Frimley, which spans Surrey and Berkshire, had around 1,000 general and acute beds with 108 of them unoccupied, on 26 January. However, just six were available to non-covid patients. Surrey Heartlands had nearly 850 general and acute beds, with 42 unoccupied — three were available for non-covid patients.
The number of beds unoccupied and available for different types of patient fluctuates as people are discharged and admitted. But even looking on average across the seven days to 26 January, both Frimley and Surrey Heartlands had under 2 per cent of their beds unoccupied and available for non-covid patients (19 and 16 beds respectively).
Hospitals have had to segregate their bed base to ensure they can continue to treat high numbers of covid patients while also trying to treat patients without covid. On top of that, covid outbreaks on supposedly covid-free wards and bays sees even more areas converted for covid infection control. This means that only a share of the beds which they report as “unoccupied” are also available for non-covid patients.
The dwindling number of beds available for non-covid patients is exacerbating the challenge of avoiding emergency departments becoming overloaded, and will make it difficult to tackle the burgeoning backlog of patients who need planned inpatient operations.
Systems in London are also operating with a small proportion of their bed base unoccupied and available for non-covid patients. Data shows the north west and north central London health systems have limited capacity for non-covid patients.
General acute trusts in north central London have been treating high volumes of covid patients throughout the pandemic and had less than 2 per cent (about 53) of their 2,000 collective adult G&A beds unoccupied and available for non-covid patients, on average in the week up to 26 January.

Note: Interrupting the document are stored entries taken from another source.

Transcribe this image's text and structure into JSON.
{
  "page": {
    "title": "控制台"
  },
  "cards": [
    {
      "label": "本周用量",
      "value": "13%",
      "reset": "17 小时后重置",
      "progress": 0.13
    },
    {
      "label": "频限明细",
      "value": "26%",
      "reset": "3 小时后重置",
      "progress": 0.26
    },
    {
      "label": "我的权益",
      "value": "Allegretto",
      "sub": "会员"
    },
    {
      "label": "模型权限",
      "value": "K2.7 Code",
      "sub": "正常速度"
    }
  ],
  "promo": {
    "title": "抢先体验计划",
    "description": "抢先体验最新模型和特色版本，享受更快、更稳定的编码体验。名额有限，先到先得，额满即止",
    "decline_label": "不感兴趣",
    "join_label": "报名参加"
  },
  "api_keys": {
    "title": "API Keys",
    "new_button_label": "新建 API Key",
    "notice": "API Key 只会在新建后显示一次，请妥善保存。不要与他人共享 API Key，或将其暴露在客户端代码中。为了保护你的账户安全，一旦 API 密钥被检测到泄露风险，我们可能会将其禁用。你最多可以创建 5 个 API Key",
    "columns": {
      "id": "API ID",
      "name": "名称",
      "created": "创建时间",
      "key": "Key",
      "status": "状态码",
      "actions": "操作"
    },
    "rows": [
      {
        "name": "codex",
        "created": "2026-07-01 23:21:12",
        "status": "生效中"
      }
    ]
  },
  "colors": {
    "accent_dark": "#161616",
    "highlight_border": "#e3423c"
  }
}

The system does in addition have the specialist Royal National Orthopaedic Hospital Trust on its patch, giving it on average a further 26 beds unoccupied and available for non-covid patients, but it is not a traditional general hospital with an emergency department.

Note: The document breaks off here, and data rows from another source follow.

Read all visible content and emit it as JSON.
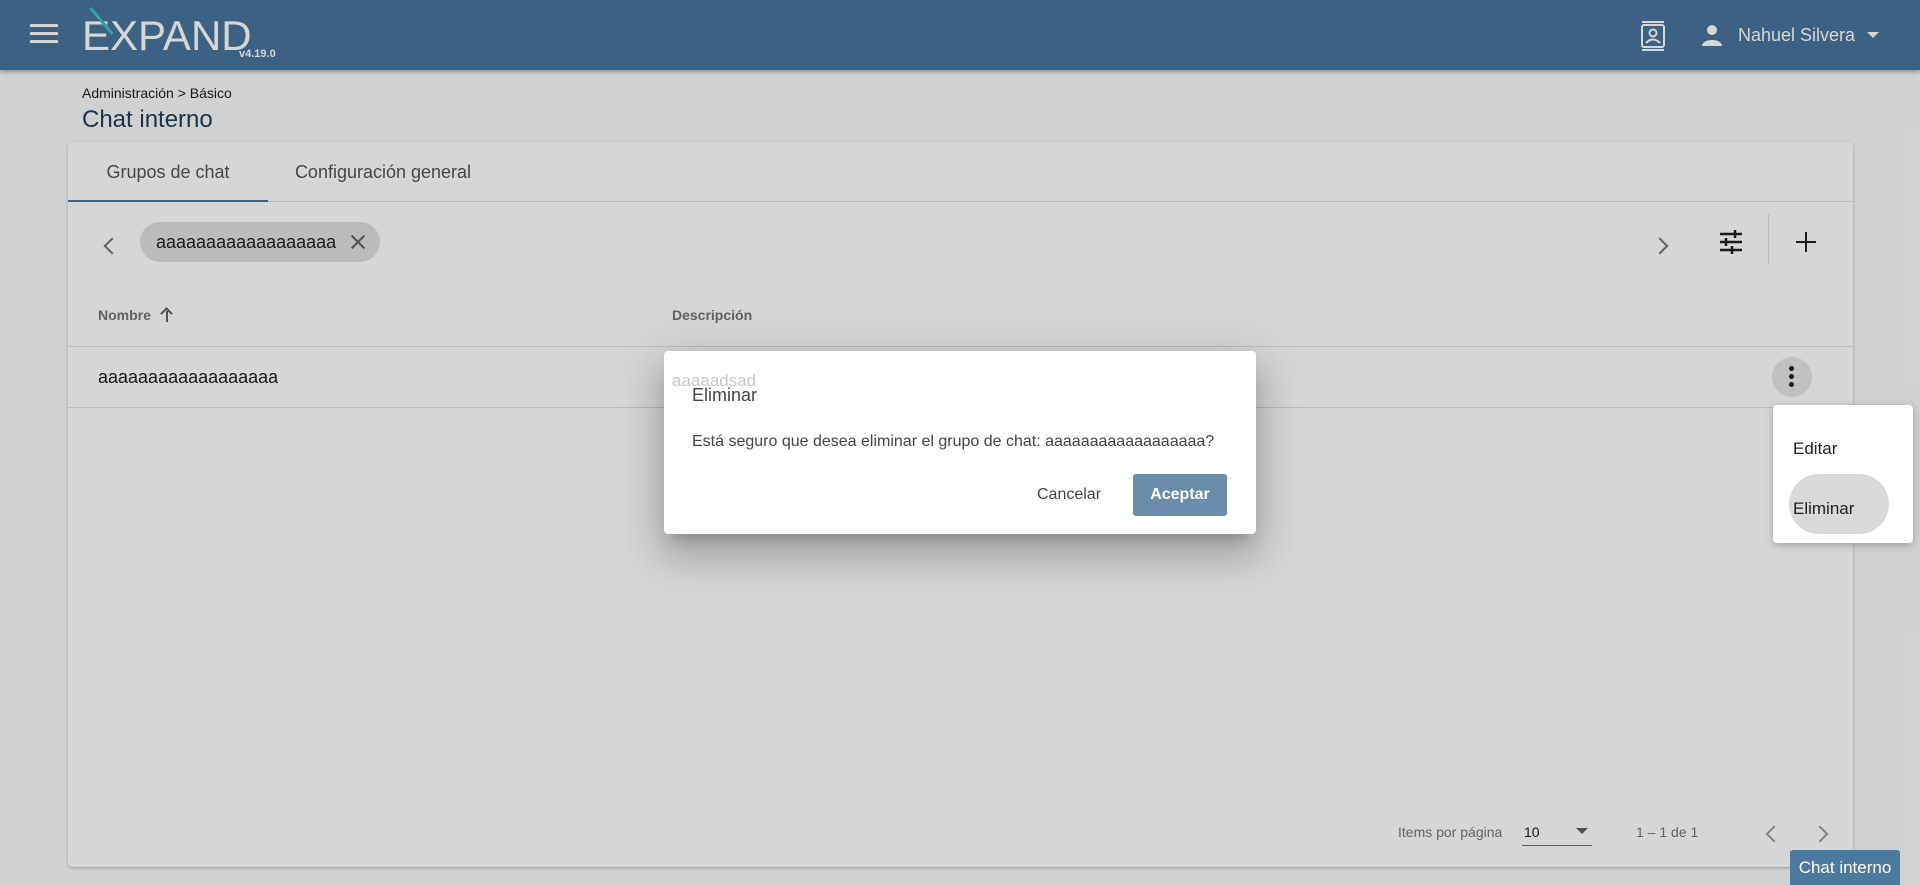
{
  "app": {
    "logo_text": "EXPAND",
    "version": "v4.19.0",
    "user_name": "Nahuel Silvera"
  },
  "breadcrumb": "Administración > Básico",
  "page_title": "Chat interno",
  "tabs": [
    {
      "label": "Grupos de chat",
      "active": true
    },
    {
      "label": "Configuración general",
      "active": false
    }
  ],
  "filter_chip": "aaaaaaaaaaaaaaaaaa",
  "table": {
    "columns": [
      "Nombre",
      "Descripción"
    ],
    "rows": [
      {
        "nombre": "aaaaaaaaaaaaaaaaaa",
        "descripcion": "aaaaadsad"
      }
    ]
  },
  "paginator": {
    "items_label": "Items por página",
    "page_size": "10",
    "range": "1 – 1 de 1"
  },
  "dialog": {
    "title": "Eliminar",
    "message": "Está seguro que desea eliminar el grupo de chat: aaaaaaaaaaaaaaaaaa?",
    "cancel_label": "Cancelar",
    "accept_label": "Aceptar"
  },
  "context_menu": [
    "Editar",
    "Eliminar"
  ],
  "chat_tab_label": "Chat interno",
  "colors": {
    "header": "#48749b",
    "title": "#1e3d5c",
    "accept_button": "#6a8ba9",
    "logo_accent": "#38c1c9"
  }
}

North west London’s system had, on average, 1.3 per cent (23 beds) of approximately 1,800 adult G&A beds unoccupied and available for non-covid patients in the week to 26 January. However, our analysis of this system has had to exclude Imperial College Healthcare Trust because of apparent gaps in the dataset, so the complete picture is unclear.
The Shropshire and Telford and Wrekin system has also struggled with capacity for non-covid patients in its acute trust, Shrewsbury and Telford Hospital Trust with an average of 1.4 per cent of its G&A beds (nine beds) open and available for non-covid patients.
The system includes a specialist trust, The Robert Jones and Agnes Hunt Orthopaedic Hospital Foundation Trust, which, on average, gave it an additional 15 of its 23 unoccupied beds available for non-covid patients in the week to 26 January, but does not have a “type one” general emergency department.
Trusts have also had to close beds to create extra space to allow for social distancing and because of higher staff absence rates. There are now approximately 8,000 fewer general and acute beds than there were in total last winter.